Снято все было, что называется на одном дыхании, монтаж тоже прошел без проблем, а вот со звуком пришлось повозиться.
– Мне нужен такой голос, чтобы мороз по коже пробирал! – потребовал Гуськов.
– Но ведь это всего лишь стиральный порошок, – попытался возразить Кутузов, – зачем домохозяек пугать?
– Затем чтоб на всю жизнь запомнили слово «Пим и Джек»! В этом и состоит смысл рекламы – вбить в голову название, образ, мысль… Хочешь, не хочешь, а запомни – если порошок, то «Пим и Джек». И хватит об этом! Мне нужен очень страшный голос. Ищите!
Поскольку техническим директором был назначен Кутузов, то и голос искать предстояло ему. Следуя строгой директиве шефа максимально использовать внутренние резервы, он для начала опробовал всех сотрудников мужского пола включая приходящего дворника и вечно сонного охранника.
– Шеф приказал, чтоб все пробовались! – строго говорил Кутузов, если кто отказывался произносить дурацкую фразу про утомительной замачивание, которого и так хватает на работе.

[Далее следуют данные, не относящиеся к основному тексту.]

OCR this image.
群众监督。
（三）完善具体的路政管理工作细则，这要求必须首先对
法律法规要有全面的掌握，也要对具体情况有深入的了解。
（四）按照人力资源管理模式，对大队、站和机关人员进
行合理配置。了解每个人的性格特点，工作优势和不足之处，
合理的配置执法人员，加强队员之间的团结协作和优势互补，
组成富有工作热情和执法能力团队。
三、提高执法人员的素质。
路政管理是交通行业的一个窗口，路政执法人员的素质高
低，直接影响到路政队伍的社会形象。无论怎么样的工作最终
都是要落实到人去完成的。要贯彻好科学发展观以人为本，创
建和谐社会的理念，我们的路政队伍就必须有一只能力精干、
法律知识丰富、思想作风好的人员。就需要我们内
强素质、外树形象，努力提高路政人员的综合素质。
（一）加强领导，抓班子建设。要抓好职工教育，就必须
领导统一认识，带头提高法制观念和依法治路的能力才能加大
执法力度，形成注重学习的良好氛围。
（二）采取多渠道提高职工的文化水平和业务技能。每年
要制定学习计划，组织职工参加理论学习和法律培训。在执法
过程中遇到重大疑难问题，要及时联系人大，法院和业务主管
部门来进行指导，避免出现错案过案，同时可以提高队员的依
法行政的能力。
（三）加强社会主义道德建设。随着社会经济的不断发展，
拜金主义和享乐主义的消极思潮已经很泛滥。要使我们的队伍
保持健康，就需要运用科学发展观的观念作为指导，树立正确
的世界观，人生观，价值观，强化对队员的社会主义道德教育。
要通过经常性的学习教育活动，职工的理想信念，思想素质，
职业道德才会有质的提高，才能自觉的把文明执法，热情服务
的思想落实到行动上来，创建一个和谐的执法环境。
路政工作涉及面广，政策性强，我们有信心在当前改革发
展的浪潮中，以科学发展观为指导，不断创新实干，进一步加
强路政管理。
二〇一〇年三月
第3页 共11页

Но, несмотря на все усилия, получалось скорее комично, чем страшно. Бедняга уже начал подумывать о новом месте работы, когда на него обрушилась победа – как всегда за шаг до поражения.
Вестником успеха стал последний не опробованный сотрудник «П-студии» Шурупов. Рыцарь света, виртуоз луча и фильтра, непримиримый враг тьмы, а, попросту говоря, осветитель был найден окончательно расстроенным Кутузовым в подсобке, где отсыпался после очередной пьянки. Ни на что, в общем-то, не надеясь, Кутузов решительно потряс Шурупова и предложил произнести заветную фразу:
– Опять утомительное замачивание?
Шурупов тяжело, со скрипом, как старые ставни, разлепил веки, пытаясь понять какая гнида не дает ему поспать. Увидев Кутузова, он пожелал ему счастливого пути:
– Пошел ты… – и попытался поглубже зарыться в старый ватник.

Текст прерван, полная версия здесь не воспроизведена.